An rxtxcpu capture clearly showed at least one packet rapidly repeating in the transmit stack on each of the bad-state cpus.
$ sudo timeout -s SIGINT 120 ./txcpu -p -w ~/eth0.txcpu.pcap eth0
1245050 packets captured on cpu0.
12840 packets captured on cpu1.
837495 packets captured on cpu2.
8979 packets captured on cpu3.
769046 packets captured on cpu4.
11105 packets captured on cpu5.
584811 packets captured on cpu6.
18007 packets captured on cpu7.
758281 packets captured on cpu8.
13076 packets captured on cpu9.
583538 packets captured on cpu10.
8874 packets captured on cpu11.
4845939 packets captured total.
$ tcpdump -Snnr eth0.txcpu-2.pcap src host 122.0.0.0
reading from file eth0.txcpu-2.pcap, link-type EN10MB (Ethernet)
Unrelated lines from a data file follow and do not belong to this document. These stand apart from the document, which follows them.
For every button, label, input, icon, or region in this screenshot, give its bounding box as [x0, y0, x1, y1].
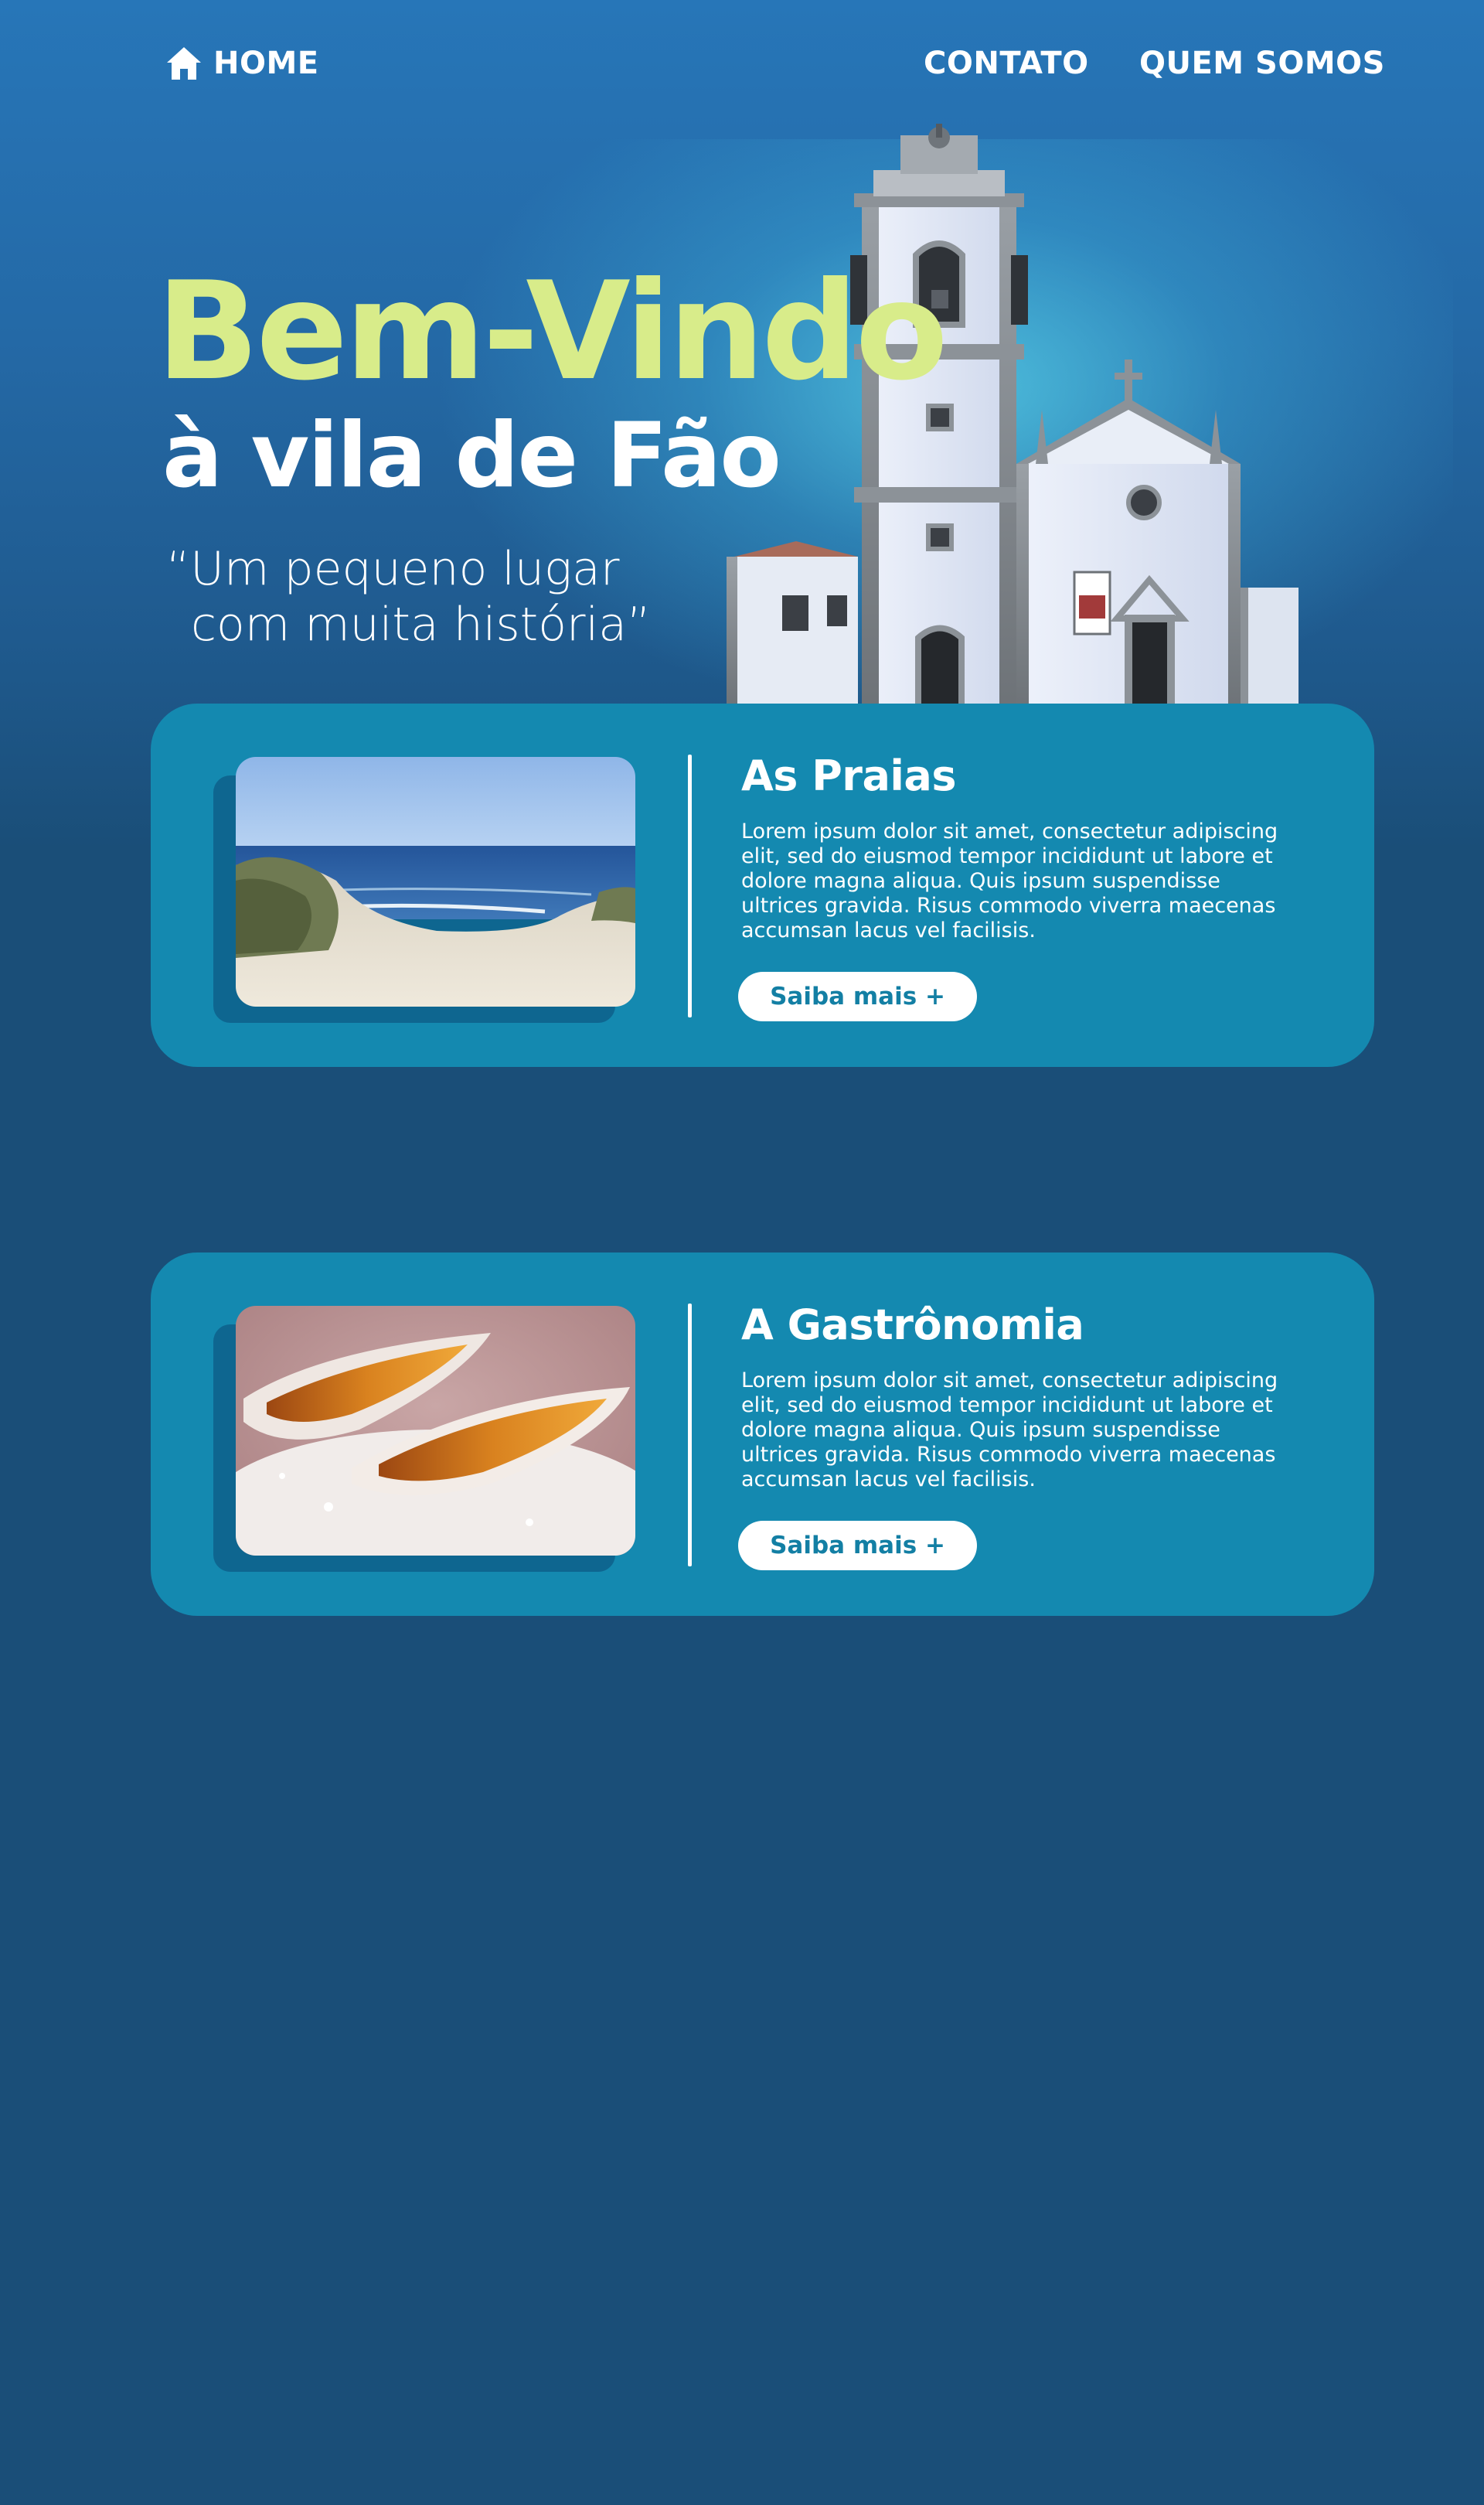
card-divider: [688, 755, 692, 1017]
hero-quote-line-2: com muita história”: [191, 598, 652, 652]
hero-quote: “Um pequeno lugar com muita história”: [166, 541, 651, 653]
hero-quote-line-1: “Um pequeno lugar: [166, 542, 620, 596]
card-divider: [688, 1304, 692, 1566]
nav-contact-link[interactable]: CONTATO: [924, 40, 1089, 87]
pastry-image: [236, 1306, 635, 1556]
card-description: Lorem ipsum dolor sit amet, consectetur …: [741, 820, 1278, 942]
top-nav: HOME CONTATO QUEM SOMOS: [0, 40, 1484, 87]
nav-home-label: HOME: [213, 46, 319, 81]
card-description: Lorem ipsum dolor sit amet, consectetur …: [741, 1368, 1278, 1491]
saiba-mais-button[interactable]: Saiba mais +: [738, 972, 977, 1021]
saiba-mais-button[interactable]: Saiba mais +: [738, 1521, 977, 1570]
nav-home-link[interactable]: HOME: [165, 40, 319, 87]
church-illustration: [727, 124, 1298, 711]
hero-title: Bem-Vindo: [156, 254, 948, 411]
pastry-photo: [236, 1306, 635, 1556]
card-title: As Praias: [741, 752, 956, 800]
nav-about-link[interactable]: QUEM SOMOS: [1139, 40, 1385, 87]
beach-photo: [236, 757, 635, 1007]
home-icon: [167, 47, 201, 80]
card-gastronomia: A Gastrônomia Lorem ipsum dolor sit amet…: [151, 1252, 1374, 1616]
beach-image: [236, 757, 635, 1007]
card-title: A Gastrônomia: [741, 1300, 1084, 1349]
hero-subtitle: à vila de Fão: [162, 404, 781, 508]
card-praias: As Praias Lorem ipsum dolor sit amet, co…: [151, 704, 1374, 1067]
18:55:23.000000 IP 122.0.0.0.54517 > 205.0.0.0.80: Flags [.], ack 3787879787, win 6551, length 0
18:55:23.000000 IP 122.0.0.0.54517 > 205.0.0.0.80: Flags [.], ack 3787879787, win 6551, length 0
18:55:23.000000 IP 122.0.0.0.54517 > 205.0.0.0.80: Flags [.], ack 3787879787, win 6551, length 0
18:55:23.000000 IP 122.0.0.0.54517 > 205.0.0.0.80: Flags [.], ack 3787879787, win 6551, length 0
18:55:23.000000 IP 122.0.0.0.54517 > 205.0.0.0.80: Flags [.], ack 3787879787, win 6551, length 0
18:55:23.000000 IP 122.0.0.0.54517 > 205.0.0.0.80: Flags [.], ack 3787879787, win 6551, length 0
18:55:23.000000 IP 122.0.0.0.54517 > 205.0.0.0.80: Flags [.], ack 3787879787, win 6551, length 0
18:55:23.000000 IP 122.0.0.0.54517 > 205.0.0.0.80: Flags [.], ack 3787879787, win 6551, length 0
18:55:23.000000 IP 122.0.0.0.54517 > 205.0.0.0.80: Flags [.], ack 3787879787, win 6551, length 0
18:55:23.000000 IP 122.0.0.0.54517 > 205.0.0.0.80: Flags [.], ack 3787879787, win 6551, length 0
...
Note that IPs have been obfuscated to respect privacy.
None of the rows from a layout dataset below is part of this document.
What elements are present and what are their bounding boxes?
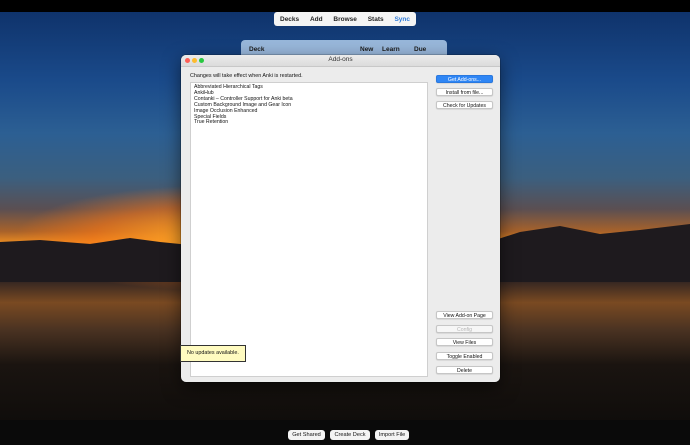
toolbar-add[interactable]: Add bbox=[310, 16, 323, 23]
check-updates-button[interactable]: Check for Updates bbox=[436, 101, 493, 109]
view-files-button[interactable]: View Files bbox=[436, 338, 493, 346]
create-deck-button[interactable]: Create Deck bbox=[330, 430, 370, 440]
column-deck: Deck bbox=[249, 46, 265, 53]
install-from-file-button[interactable]: Install from file... bbox=[436, 88, 493, 96]
view-addon-page-button[interactable]: View Add-on Page bbox=[436, 311, 493, 319]
toolbar-browse[interactable]: Browse bbox=[333, 16, 356, 23]
toolbar-decks[interactable]: Decks bbox=[280, 16, 299, 23]
import-file-button[interactable]: Import File bbox=[375, 430, 409, 440]
column-learn: Learn bbox=[382, 46, 400, 53]
update-status-tooltip: No updates available. bbox=[180, 345, 246, 362]
toggle-enabled-button[interactable]: Toggle Enabled bbox=[436, 352, 493, 360]
toolbar-sync[interactable]: Sync bbox=[394, 16, 410, 23]
delete-button[interactable]: Delete bbox=[436, 366, 493, 374]
restart-notice: Changes will take effect when Anki is re… bbox=[190, 73, 303, 79]
addon-list[interactable]: Abbreviated Hierarchical Tags AnkiHub Co… bbox=[190, 82, 428, 377]
column-new: New bbox=[360, 46, 374, 53]
window-titlebar[interactable]: Add-ons bbox=[181, 55, 500, 67]
addon-list-item[interactable]: True Retention bbox=[193, 120, 425, 126]
config-button[interactable]: Config bbox=[436, 325, 493, 333]
toolbar-stats[interactable]: Stats bbox=[368, 16, 384, 23]
window-title: Add-ons bbox=[328, 56, 353, 63]
column-due: Due bbox=[414, 46, 427, 53]
get-addons-button[interactable]: Get Add-ons... bbox=[436, 75, 493, 83]
top-dark-strip bbox=[0, 0, 690, 12]
get-shared-button[interactable]: Get Shared bbox=[288, 430, 325, 440]
main-toolbar: Decks Add Browse Stats Sync bbox=[274, 12, 416, 26]
addons-window: Add-ons Changes will take effect when An… bbox=[181, 55, 500, 382]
Being able to compare the packet captures between well-behaved and misbehaving cpus made it trivial to spot these “stuck” tx packets. Knowing the stuck tx packets were only on the misbehaving cpus also increased our confidence that they were indeed the cause of the elevated NET_TX and %softirq.
These stuck tx packets were pending transmission, but the nic driver was not writing them out. We worked closely with the nic vendor and in short time had the driver patched and the issue resolved.
As mentioned above, we plan to extend rxtxcpu with XDP-based packet streams at some point, likely implemented as a runtime option toggling between XDP and AF_PACKET.
We also have another, similar util in the works, rxqueue (which, as the name suggests, has similar features to rxtxcpu, but works with per-queue packet streams). The initial implementation using netmap is past the proof-of-concept stage but is not yet release-ready. We plan to extend rxqueue with XDP-based packet streams after initial release as well (xdp_rxq_info should accomplish this nicely).
rxtxcpu is a fun little util which can be used to view packet/flow to cpu mappings, for troubleshooting, or simply for learning purposes. It was built with flexibility in mind and to do one thing and do it well. Now that we’ve covered how it works, feel free to give it a whirl.